On Wednesday, the European Parliament endorsed the creation of a carbon border tax that is planned to protect EU companies against cheaper imports from countries with weaker climate policies.
However, it would appear that the Biden administration is getting cold feet about the protectionist agenda and its potentially devastating impact of world trade, throwing a spanner in the EU’s plans.
John Kerry, Joe Biden’s climate envoy, has warned the EU that a carbon border tax should be a “last resort,” telling the Financial Times that he was “concerned” about Brussels’ forthcoming plans.
He urged the EU to delay any decision until after the COP26 climate summit in Glasgow.
It [a carbon border tax] does have serious implications for economies, and for relationships, and trade,” he said. “I think it is something that’s more of a last resort, when you’ve exhausted the possibilities of getting emission reductions and joining in some kind of compact by which everybody is bearing the burden.”

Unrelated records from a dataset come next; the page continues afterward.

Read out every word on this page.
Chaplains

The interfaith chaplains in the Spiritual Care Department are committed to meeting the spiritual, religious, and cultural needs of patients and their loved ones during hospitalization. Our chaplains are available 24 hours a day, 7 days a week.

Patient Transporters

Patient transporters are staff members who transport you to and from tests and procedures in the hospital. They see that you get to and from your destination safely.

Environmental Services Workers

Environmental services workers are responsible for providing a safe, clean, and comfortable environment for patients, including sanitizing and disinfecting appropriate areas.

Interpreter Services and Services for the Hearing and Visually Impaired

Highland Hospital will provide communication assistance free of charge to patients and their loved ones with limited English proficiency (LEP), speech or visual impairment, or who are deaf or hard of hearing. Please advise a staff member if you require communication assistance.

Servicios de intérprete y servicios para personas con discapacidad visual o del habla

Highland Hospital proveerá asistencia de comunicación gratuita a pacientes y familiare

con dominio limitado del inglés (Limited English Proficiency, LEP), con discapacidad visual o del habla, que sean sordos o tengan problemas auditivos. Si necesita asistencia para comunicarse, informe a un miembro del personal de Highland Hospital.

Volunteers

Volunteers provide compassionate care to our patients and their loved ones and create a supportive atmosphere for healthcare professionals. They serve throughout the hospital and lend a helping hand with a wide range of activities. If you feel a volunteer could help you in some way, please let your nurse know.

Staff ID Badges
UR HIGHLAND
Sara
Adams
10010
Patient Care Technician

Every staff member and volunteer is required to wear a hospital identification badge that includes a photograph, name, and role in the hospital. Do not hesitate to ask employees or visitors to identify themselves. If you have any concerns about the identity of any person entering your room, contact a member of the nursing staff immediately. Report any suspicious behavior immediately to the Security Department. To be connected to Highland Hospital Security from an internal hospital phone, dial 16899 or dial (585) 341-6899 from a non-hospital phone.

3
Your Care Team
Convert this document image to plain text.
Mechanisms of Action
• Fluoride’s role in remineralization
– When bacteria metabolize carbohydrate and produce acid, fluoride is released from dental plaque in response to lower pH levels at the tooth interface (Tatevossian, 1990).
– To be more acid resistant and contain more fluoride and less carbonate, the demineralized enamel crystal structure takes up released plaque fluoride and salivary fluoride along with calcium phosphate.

According to Kerry, the UN climate summit in November would be a success if all countries adopted Net Zero emissions targets similar to those adopted by Western nations.
The fundamental problem with Kerry’s demand, however, is that it contravenes the Paris Climate Agreement which cements the UN’s key principle of ‘Common but Differentiated Responsibilities and Respective Capabilities.‘ This principle acknowledges that developing nations have different capabilities and differing responsibilities in reducing CO2 emissions.
While China has already offered a Net Zero emissions intention by 2060, the Biden administration’s demand that other developing nations adopt similar Net Zero targets as Western nations is quixotic.
In light of more than a decade of futile attempts by Western leaders to believe that the developing world — at the COP26 climate summit in Glasgow — would relinquish this key principle and curtail its economic development and prospects in order to save the West’s competitiveness borders on political insanity, i.e.trying the same thing over and over again and expecting different results.